Childhood Apraxia of Speech Awareness Day

14 May

May 14th is Childhood Apraxia of Speech Awareness Day.


This is the face of Apraxia of Speech. First, let me give you a little background. Childhood Apraxia of Speech is a neurological oral motor coordination disorder that causes children to have difficulty moving their mouth to speak. Children with Apraxia know exactly what they want to say but they can’t get their mouth to create the words. Imagine the frustration of struggling to get every single word out.

Many times this disorder manifests itself when the child is quite young. Sawyer struggled to drink from a bottle or even swallow baby food. We didn’t know it at the time, but we were already experiencing symptoms of Apraxia. This difficulty with feeding continued to affect Sawyer resulting in an extreme low weight and problems with constipation. He also had delays in walking, crawling, and other motor issues which is also known as Dyspraxia. Dyspraxia is similar to Apraxia and they sometimes occur together causing motor coordination problems all over the body.

At 14 months old, Sawyer was referred to our state’s early intervention program called Birth to Three. Sawyer started receiving services from an occupational therapist and an early childhood teacher. He had no words and no sounds, so they worked with him on making noises with his mouth. The occupational therapist helped him learn to crawl and walk. They had us teach him sign language to help him communicate. At first this seemed counter-intuitive, we wanted him to talk, not sign. With many reservations, we started working on the sign “more”. Every time he wanted to keep playing or keep eating we would take his hands and help him make the more sign and also modeled it ourselves. After about a month, I threw in the towel. It wasn’t working. I was sick of signing “more” with him a million times a day.

Sawyer was so frustrated all the time. It was clear that he understood us, he could point to things in pictures and follow simple directions. But he couldn’t communicate with us. Not only that, but he was still barely eating and was so plagued with constipation that he was in constant pain. He spent much of his time laying on the floor screaming. I would call my husband, Jeff, crying many days and hold the phone up to Sawyer so he could understand what I was dealing with. Nothing I did would soothe him. I felt helpless.

Finally, I pushed for more tests and medical consults. He saw doctors, nutritionists, and got poked and prodded by lab technicians. We ended up seeing a pediatric gastroenterologist. We tried a pediasure based diet to see if we could get him to gain weight that way. After no improvements, the specialist decided he should have an upper GI endoscopy. We went to the Children’s Hospital and he was put under anesthesia and had tissue samples removed from his esophagus, stomach, and upper small intestine. They thought that he may have Celic or a different malabsorptive disorder. They found nothing. We started using medicines to correct his constipation in hopes that it would resolve the stomach pain and lack of weight gain. The pain subsided, but the weight did not improve.

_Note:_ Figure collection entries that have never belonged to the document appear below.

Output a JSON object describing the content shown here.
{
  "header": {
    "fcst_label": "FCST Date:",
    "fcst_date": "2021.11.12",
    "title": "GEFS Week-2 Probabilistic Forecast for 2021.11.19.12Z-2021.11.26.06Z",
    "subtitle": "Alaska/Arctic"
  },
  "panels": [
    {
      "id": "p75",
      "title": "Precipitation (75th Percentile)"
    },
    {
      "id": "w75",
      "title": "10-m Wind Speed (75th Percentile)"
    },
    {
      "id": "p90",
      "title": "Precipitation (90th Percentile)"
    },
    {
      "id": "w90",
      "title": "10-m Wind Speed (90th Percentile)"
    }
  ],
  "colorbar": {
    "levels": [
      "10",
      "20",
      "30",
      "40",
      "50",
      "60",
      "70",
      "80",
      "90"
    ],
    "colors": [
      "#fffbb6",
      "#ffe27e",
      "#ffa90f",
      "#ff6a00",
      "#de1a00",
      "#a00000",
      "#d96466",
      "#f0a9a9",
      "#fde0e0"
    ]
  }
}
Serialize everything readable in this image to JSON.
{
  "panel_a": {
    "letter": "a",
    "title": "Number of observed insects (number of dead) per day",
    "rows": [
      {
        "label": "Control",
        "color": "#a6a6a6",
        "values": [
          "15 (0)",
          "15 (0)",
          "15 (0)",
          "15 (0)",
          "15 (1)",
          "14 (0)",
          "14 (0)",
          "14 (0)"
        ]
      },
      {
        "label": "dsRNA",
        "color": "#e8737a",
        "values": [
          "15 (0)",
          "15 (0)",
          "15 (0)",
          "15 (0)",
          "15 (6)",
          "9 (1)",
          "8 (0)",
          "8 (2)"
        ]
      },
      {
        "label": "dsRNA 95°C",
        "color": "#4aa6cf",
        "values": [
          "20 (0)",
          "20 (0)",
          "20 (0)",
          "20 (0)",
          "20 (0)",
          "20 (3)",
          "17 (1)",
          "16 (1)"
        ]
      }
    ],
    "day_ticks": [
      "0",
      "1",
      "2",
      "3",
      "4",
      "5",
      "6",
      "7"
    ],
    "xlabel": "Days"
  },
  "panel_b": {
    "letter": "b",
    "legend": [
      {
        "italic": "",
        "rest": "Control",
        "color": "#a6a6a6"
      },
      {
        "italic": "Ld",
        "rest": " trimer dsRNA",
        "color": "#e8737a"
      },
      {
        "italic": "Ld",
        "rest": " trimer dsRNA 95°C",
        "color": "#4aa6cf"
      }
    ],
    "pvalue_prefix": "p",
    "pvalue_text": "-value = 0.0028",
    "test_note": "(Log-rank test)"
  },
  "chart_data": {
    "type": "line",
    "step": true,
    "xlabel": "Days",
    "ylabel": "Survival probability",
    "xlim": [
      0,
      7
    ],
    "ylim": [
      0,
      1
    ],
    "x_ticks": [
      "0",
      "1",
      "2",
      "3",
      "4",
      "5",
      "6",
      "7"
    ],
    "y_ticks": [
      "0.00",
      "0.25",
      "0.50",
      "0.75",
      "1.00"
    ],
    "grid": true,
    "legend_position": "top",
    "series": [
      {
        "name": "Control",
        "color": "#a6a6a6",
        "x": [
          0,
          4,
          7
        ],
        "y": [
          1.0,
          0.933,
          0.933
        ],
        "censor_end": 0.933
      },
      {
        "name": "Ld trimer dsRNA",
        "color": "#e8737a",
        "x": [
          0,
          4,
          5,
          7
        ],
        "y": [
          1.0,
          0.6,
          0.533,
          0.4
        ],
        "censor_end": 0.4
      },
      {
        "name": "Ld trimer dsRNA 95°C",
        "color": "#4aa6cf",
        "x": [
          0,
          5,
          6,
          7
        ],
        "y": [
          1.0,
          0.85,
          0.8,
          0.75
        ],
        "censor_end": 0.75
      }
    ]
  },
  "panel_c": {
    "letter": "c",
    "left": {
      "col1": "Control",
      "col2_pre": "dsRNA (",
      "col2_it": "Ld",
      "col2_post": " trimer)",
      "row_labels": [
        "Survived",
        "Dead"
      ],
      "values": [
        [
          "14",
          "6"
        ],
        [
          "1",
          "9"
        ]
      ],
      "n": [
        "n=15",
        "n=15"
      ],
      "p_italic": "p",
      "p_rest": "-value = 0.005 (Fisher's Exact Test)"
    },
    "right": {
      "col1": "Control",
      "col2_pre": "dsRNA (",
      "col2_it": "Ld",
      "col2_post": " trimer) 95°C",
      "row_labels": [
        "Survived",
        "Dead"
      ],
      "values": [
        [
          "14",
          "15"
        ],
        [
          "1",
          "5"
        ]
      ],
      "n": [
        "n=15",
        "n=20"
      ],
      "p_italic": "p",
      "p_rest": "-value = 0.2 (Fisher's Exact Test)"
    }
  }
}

Then, a breakthrough. Out of the blue, Sawyer brought a bag of chips over and signed “more”. It had been several weeks since I had worked with him on signing. I was so excited! We went back to teaching signs and Sawyer caught on quickly. He could finally communicate in some small way.

When he turned two, the Birth to Three program had a speech therapist evaluate Sawyer. That was when we first hear the words “Childhood Apraxia of Speech”. The therapist thought it was likely that he had it.

We had a speech therapist at our clinic confirm the diagnosis. Then we found out that our insurance does not cover any speech therapy or occupational therapy for children with speech apraxia. We would have to depend on the therapy provided by the Birth to Three program and when he turned three, the local school district. While many speech disorders are well treated with short weekly therapy sessions, Apraxia of Speech is more severe and requires much more aggressive therapy. Our options were to hope the available therapies were sufficient or pay over $350 per hour for clinical therapy services.

Now Sawyer is almost five. He talks up a storm and is the most outgoing of my three kids. In some ways he is much more mature than other children his age, in other ways, much less mature. He loves animals and spending time outdoors. He rides a two wheeled bike all by himself. He still can be difficult to understand and probably has years of speech therapy in his future, but he is happy, thoughtful, and caring. He continues to receive therapy at school and I work with him at depth on a daily basis. He has made huge leaps and bounds over the last few years, but it has been a challenge.

Today, on this Childhood Apraxia of Speech Awareness Day, please think of the children like Sawyer who are affected by this disorder and help make sure that they have access to the therapy that they need to become fully functioning members of society.